Joseph’s release: Emphasizing youth, speed
Joseph was playing more than initially expected due to a rash of injuries that hit the secondary. He was regularly picked on by opposing quarterbacks who identified him as a weak link.
In his age-36 season, he had become a liability.
“At the end of the day, wanted to take a look at some younger guys and move forward there,” Robinson said of releasing Joseph. “That's in the end what led to that decision.”
One of those younger guys is Kristian Fulton, the team’s second-round pick who is on injured reserve with a knee injury and isn’t eligible to be removed for at least two more games.
But the Titans appear poised to get some cornerback help for the Bears game. Adoree’ Jackson, the team’s top corner, hasn’t played this season but could be activated to make his debut Sunday. And Desmond King, acquired earlier this week in a trade with the Chargers, also has a chance to suit up Sunday if he passes through COVID-19 protocols and gets up to speed smoothly.

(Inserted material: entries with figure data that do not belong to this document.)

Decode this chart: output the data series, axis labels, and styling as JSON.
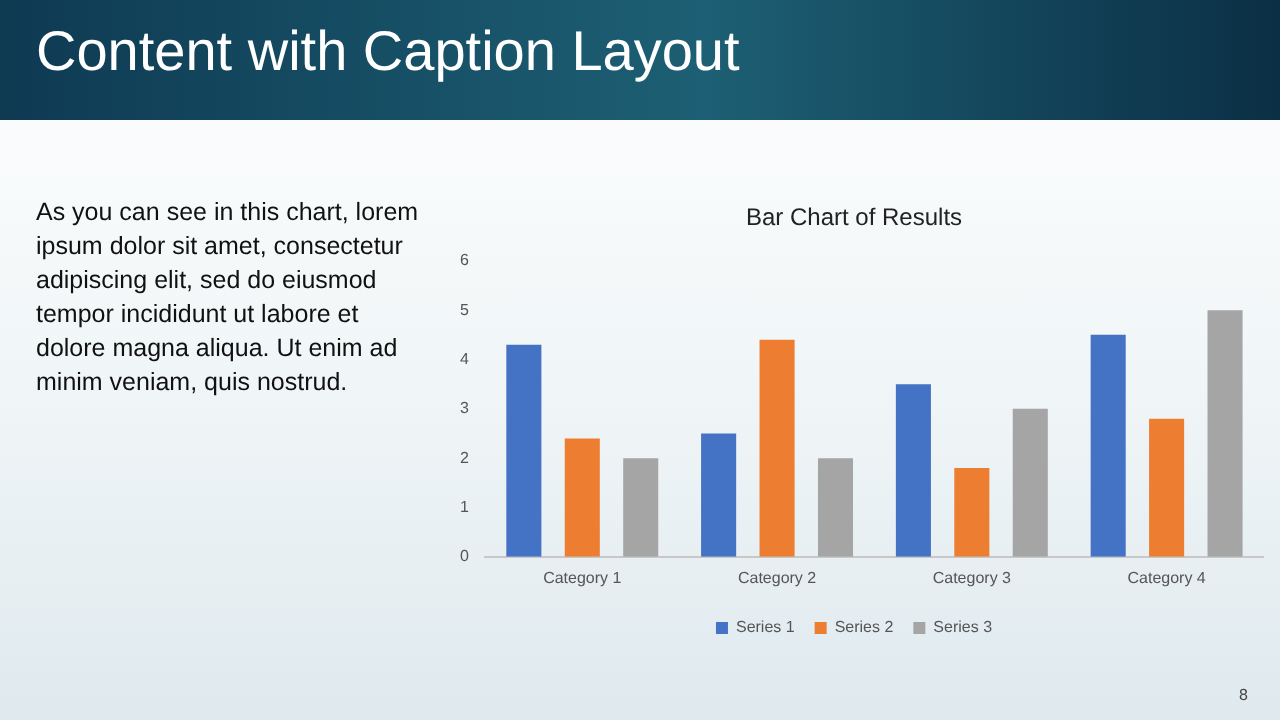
{
  "chart_data": {
    "type": "bar",
    "title": "Bar Chart of Results",
    "categories": [
      "Category 1",
      "Category 2",
      "Category 3",
      "Category 4"
    ],
    "series": [
      {
        "name": "Series 1",
        "color": "#4472c4",
        "values": [
          4.3,
          2.5,
          3.5,
          4.5
        ]
      },
      {
        "name": "Series 2",
        "color": "#ed7d31",
        "values": [
          2.4,
          4.4,
          1.8,
          2.8
        ]
      },
      {
        "name": "Series 3",
        "color": "#a5a5a5",
        "values": [
          2,
          2,
          3,
          5
        ]
      }
    ],
    "ylim": [
      0,
      6
    ],
    "yticks": [
      0,
      1,
      2,
      3,
      4,
      5,
      6
    ],
    "grid": false,
    "legend": "bottom",
    "annotations": [
      "Content with Caption Layout",
      "As you can see in this chart, lorem ipsum dolor sit amet, consectetur adipiscing elit, sed do eiusmod tempor incididunt ut labore et dolore magna aliqua. Ut enim ad minim veniam, quis nostrud.",
      "8"
    ]
  }
}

Robinson called King “an aggressive guy, good tackler, good blitzer” who is “instinctive in coverage, good feel for route combos, for finding the spots and zones where he needs to fit and being productive there.”
With King and Jackson in place alongside Malcolm Butler and Fulton, Joseph would be nothing more than a depth piece. In that regard, it’s clear Robinson would rather get reps for a rookie like Chris Jackson, a seventh-round pick, than Joseph, who has lost a couple of steps since his heyday.
Brinkley’s release: A sign of win now
Of the recent roster moves made by Robinson, Brinkley’s was the most surprising.
Robinson said it himself: Brinkley had been the consummate pro while operating as the team’s primary long snapper since 2012. But this is a team in win-now mode, and botched snaps like the two he’s had over the previous two weeks are hurting the Titans.
"Something was just a little off with the accuracy and the consistency there," Robinson said.
Having a reliable backup option helped accommodate the move.
The Titans will turn to Matt Overton, who was recently signed to the practice squad. The long snapper for the Colts from 2012-16 and for the Jaguars (2017-18) and Chargers (2019), Overton was a Pro Bowler in 2013.
Robinson said releasing players mid-season is about improving the team, not about sending any type of message. Still, in the locker room, the absence of fixtures like Brinkley is felt.
"It's tough, but that's about it," left guard Rodger Saffold said Wednesday. "Tough day. Tough business."